Either way what I would recommend is turning the question around on your boss. Ask them why they want you to have the license that you would not actually be using. Listen to response, and either explain how you are already meeting their needs or try to find a way to do so without any cost to yourself.

It wasn’t ever a condition of the job. It seems like they were excited about it but they never really felt that it was important enough for me to use regularly.

The best way I can explain it is that it is like if you interviewed with a day spa and you have your beautician’s license and and your massage therapy license and they say, “Oh, massage therapy! That is great! We offer massages here in our day spa. That will really come in handy!” and then for the next year you do nothing but hair cuts and make overs and one day your boss comes to you and says, “You know that massage therapy license? Have you been keeping up with that? We need your paperwork for that license.” It is nonsensical to maintain that license because you really have no use for it and it is way too expensive to hold onto because one day 3 or 4 years from now you hope that they might promote you to the massage therapy department.

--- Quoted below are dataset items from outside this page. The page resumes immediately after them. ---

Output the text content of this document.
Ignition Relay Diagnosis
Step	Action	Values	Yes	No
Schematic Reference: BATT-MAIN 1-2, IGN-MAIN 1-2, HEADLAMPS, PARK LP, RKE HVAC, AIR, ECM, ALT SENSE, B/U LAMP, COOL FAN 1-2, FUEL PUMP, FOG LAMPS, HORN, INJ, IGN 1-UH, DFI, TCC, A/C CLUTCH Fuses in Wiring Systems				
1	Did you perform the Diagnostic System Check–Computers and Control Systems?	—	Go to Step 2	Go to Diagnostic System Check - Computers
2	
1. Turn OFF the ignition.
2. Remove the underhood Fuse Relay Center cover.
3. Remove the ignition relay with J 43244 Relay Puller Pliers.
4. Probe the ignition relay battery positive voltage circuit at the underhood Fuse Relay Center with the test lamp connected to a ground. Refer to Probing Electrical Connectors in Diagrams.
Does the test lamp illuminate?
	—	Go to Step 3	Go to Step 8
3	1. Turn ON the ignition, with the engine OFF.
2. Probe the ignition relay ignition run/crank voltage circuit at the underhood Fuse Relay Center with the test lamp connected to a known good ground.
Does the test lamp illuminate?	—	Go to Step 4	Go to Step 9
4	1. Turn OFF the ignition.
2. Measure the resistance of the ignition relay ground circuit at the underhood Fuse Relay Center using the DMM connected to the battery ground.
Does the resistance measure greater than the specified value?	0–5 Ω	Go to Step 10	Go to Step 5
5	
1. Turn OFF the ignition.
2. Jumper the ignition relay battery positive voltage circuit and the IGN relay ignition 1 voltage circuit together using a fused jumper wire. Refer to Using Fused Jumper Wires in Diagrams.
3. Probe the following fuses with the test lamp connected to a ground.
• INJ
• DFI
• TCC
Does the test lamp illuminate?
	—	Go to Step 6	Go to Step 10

Honesty is always the best policy when it comes to these kind of situations.

Good luck.

I’d keep mum about the laziness aspect and say that since your current employer doesn’t require the CE and isn’t willing to pay for it, you see no reason to keep it up. If they want to pay for it, you’d be willing to take the courses.

recently my employer wanted all the employees to list their education and job experience, so they could use the info to snag prospective clients (“We have 3000 years of experience and 1% of our employees have their nose-hair removal certification”). I’ve completed paralegal training, and used that at my last job. However, at this job, I don’t use it and wasn’t given an interview when there was an open job that would use it. They don’t pay me to be a paralegal. So I didn’t put that down. Why should they get the benefit of my hard work unless they’re willing to pay me for it?


One other tip is to keep in mind some intermediate negotiating positions. Maybe you renew your licenses in one or more key states, but not all of them. Maybe you get moved into a role that pays a little better and uses your licenses.

What Chimera said.

Emphasize that you have not required the use of these licenses in the past year, and that you’d be out of office for 30 hours in order to take all the classes needs to renew everything. Phrase it in such a way that it’s about them, not about you.